Крис Роберсон
О, единственный!
В золоте утра Цу И неподвижно стоял в Саду, Услаждающем Взор. Он смотрел на абаковых рыбок сквозь прозрачную гладь пруда и мыслью пытался постичь пределы и беспредельность. За стеной, в Запретном городе, уже закипала жизнь, туда и сюда сновали императорские пажи, евнухи и министры. Но здесь, в этом тихом саду, царил первозданный покой. Кроме Императорской Счетной палаты, в которой Цу И, сменив своего отца, уже много лет служил старшим счетоводом, единственным местом, где он любил находиться, был этот сад. Несмолкаемый шорох костяшек, скользящих по смазанным стержням, ласкал его слух лучше музыки и был привычней биения сердца. И все же порой ритмы этой симфонии начинали его утомлять. В этих редких случаях утешением ему становились строгая тишина пруда и геометрическая красота окрестных угодий.
Как-то, в бытность свою старшим счетоводом, отец (Цу И тогда еще даже не поступил в ученики) объяснил ему, что главные враги счета — время и средства. Один человек с одним абаком, но неограниченным запасом времени, способен выполнить любую математическую операцию. Неограниченное число людей с бесчисленными счётами в руках могут произвести любое вычисление мгновенно. Но жизнь человеческая не безгранична и не безгранично число императорских слуг. В достижении равновесия между этими крайностями и заключается основная задача старшего счетовода.
Чтобы получать нужные императору ответы, в Императорской Счетной палате искусно орудовали счётами сотни людей. Но за каждым щелчком костяшки о костяшку наступало мгновение тишины, и эта пауза, пусть и мимолетная, всегда напоминала Цу И о крайних точках достигнутого равновесия между пределами и беспредельностью. В этот краткий миг враги счета торжествовали победу.

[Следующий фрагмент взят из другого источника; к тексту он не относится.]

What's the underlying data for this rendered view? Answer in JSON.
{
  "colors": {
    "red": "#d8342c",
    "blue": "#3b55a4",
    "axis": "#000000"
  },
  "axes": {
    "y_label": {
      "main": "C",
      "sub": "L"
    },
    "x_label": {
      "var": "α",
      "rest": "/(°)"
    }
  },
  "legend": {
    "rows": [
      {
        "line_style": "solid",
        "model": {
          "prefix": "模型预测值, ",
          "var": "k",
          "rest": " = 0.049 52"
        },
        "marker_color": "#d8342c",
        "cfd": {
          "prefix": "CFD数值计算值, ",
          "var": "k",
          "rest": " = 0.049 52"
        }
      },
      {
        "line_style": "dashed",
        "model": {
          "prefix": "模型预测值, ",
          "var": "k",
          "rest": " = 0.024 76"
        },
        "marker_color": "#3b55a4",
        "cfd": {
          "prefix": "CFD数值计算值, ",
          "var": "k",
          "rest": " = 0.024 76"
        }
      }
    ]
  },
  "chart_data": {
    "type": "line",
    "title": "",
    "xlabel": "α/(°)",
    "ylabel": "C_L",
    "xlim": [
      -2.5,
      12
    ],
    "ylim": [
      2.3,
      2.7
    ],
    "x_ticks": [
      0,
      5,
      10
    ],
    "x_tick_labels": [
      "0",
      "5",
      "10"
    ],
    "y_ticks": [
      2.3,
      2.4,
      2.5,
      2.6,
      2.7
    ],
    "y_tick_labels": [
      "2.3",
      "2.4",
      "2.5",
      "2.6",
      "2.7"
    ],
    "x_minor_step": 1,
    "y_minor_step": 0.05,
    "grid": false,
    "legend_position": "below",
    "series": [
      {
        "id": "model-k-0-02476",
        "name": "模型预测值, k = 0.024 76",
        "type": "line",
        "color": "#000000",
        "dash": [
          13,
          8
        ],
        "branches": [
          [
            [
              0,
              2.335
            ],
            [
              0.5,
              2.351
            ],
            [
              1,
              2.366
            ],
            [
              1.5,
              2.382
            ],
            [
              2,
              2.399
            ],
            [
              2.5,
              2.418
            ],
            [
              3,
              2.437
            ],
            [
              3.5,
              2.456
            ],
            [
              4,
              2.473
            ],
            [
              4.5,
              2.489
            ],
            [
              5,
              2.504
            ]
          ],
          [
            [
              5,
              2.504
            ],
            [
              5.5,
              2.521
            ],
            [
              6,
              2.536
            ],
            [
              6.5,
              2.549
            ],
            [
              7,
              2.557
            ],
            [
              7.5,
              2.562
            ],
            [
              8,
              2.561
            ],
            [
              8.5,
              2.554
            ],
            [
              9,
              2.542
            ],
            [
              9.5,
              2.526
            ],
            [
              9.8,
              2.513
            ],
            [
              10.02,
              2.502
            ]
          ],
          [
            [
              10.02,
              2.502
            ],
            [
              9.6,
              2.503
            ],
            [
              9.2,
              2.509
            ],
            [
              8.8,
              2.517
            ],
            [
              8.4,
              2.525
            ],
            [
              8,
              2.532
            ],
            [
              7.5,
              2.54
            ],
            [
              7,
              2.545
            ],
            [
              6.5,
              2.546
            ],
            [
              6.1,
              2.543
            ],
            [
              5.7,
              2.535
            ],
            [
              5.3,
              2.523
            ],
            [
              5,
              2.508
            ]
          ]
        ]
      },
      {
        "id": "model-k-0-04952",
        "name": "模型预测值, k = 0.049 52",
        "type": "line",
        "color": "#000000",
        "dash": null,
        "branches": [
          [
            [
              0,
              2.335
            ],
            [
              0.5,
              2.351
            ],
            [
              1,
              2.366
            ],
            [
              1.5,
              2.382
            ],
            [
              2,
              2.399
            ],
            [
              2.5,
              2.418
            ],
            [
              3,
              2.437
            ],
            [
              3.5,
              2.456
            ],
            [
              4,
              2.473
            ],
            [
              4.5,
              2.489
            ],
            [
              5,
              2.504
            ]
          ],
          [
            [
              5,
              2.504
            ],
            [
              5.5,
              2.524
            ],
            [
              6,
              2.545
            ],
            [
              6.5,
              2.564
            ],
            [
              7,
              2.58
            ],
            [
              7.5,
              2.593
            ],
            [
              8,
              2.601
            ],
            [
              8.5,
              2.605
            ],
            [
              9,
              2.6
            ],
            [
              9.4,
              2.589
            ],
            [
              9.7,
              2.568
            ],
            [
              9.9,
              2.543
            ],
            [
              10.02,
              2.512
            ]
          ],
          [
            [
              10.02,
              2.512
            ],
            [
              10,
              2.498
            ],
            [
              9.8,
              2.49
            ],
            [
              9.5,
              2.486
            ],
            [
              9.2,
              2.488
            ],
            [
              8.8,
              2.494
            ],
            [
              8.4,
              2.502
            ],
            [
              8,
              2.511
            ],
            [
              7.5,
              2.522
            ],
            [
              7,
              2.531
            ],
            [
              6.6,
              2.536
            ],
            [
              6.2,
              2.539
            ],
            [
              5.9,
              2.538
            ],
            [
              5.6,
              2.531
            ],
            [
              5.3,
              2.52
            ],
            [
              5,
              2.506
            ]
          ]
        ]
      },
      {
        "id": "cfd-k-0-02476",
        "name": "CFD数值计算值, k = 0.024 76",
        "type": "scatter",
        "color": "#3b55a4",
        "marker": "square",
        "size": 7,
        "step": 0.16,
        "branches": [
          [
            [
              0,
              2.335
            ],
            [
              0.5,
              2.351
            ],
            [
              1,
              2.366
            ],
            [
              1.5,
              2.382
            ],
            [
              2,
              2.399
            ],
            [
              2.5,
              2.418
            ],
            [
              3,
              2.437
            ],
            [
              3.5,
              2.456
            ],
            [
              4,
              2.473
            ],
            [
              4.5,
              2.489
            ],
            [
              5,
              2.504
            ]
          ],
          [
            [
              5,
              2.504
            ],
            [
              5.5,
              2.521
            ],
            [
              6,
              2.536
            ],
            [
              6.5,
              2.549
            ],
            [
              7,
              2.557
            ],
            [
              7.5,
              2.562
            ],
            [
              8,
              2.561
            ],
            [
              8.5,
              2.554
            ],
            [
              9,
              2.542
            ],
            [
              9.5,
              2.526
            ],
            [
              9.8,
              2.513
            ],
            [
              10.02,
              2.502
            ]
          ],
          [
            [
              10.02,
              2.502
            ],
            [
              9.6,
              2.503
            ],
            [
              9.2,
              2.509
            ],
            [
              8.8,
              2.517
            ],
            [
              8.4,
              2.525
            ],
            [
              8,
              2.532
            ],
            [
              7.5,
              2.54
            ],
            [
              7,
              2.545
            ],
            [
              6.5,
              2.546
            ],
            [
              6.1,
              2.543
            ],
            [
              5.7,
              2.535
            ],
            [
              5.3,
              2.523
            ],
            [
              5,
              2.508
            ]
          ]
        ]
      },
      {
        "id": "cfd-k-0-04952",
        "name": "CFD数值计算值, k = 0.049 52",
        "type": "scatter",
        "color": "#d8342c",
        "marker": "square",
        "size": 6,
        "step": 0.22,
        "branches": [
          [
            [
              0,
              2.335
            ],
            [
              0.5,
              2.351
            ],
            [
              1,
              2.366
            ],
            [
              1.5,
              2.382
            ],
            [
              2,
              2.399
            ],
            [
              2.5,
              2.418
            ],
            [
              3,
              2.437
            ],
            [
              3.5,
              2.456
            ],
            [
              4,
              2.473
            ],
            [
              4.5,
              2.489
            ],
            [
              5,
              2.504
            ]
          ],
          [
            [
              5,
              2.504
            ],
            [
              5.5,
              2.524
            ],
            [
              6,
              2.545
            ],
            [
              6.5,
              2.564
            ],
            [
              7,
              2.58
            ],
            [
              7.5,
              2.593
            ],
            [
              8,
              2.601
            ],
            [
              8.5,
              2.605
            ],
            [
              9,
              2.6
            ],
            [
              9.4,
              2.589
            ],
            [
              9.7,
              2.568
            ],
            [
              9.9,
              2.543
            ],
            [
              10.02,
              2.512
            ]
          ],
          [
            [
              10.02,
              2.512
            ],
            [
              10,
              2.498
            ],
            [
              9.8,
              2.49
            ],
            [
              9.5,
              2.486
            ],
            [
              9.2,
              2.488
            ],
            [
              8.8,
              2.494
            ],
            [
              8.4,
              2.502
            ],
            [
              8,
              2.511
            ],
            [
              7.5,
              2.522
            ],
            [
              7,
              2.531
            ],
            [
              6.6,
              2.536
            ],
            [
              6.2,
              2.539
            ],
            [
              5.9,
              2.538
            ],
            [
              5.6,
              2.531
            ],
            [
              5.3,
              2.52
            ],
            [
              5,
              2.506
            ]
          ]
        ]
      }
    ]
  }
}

Когда-то в детстве Цу И видел радостный сон. Бескрайняя равнина, насколько хватало глаз, была запружена людьми. Их головы склонились над деревянными рамками, их пальцы пляшут по вишневым костяшкам, и каждый из них выполняет лишь одну простейшую операцию, зато вместе, сообща, они вмиг решают любую мыслимую задачу. В этом сне не было того предательского щелканья и клацанья, что всегда окружали отца: каждая секунда тишины заполнялась тут цокотом костяшек, рожденный в итоге звук был монотонен и глух, и ни один миг не был отличим от другого.
Лишь в полной тишине Цу И ощущал нечто подобное, и лишь тишину Сада, Услаждающего Взор, он находил достаточно полной. Без единого слова и жеста, с улыбкой, закрыв глаза, стоял он у края воды и ощущал себя частью той безграничной равнины, где любая задача решается за один миг.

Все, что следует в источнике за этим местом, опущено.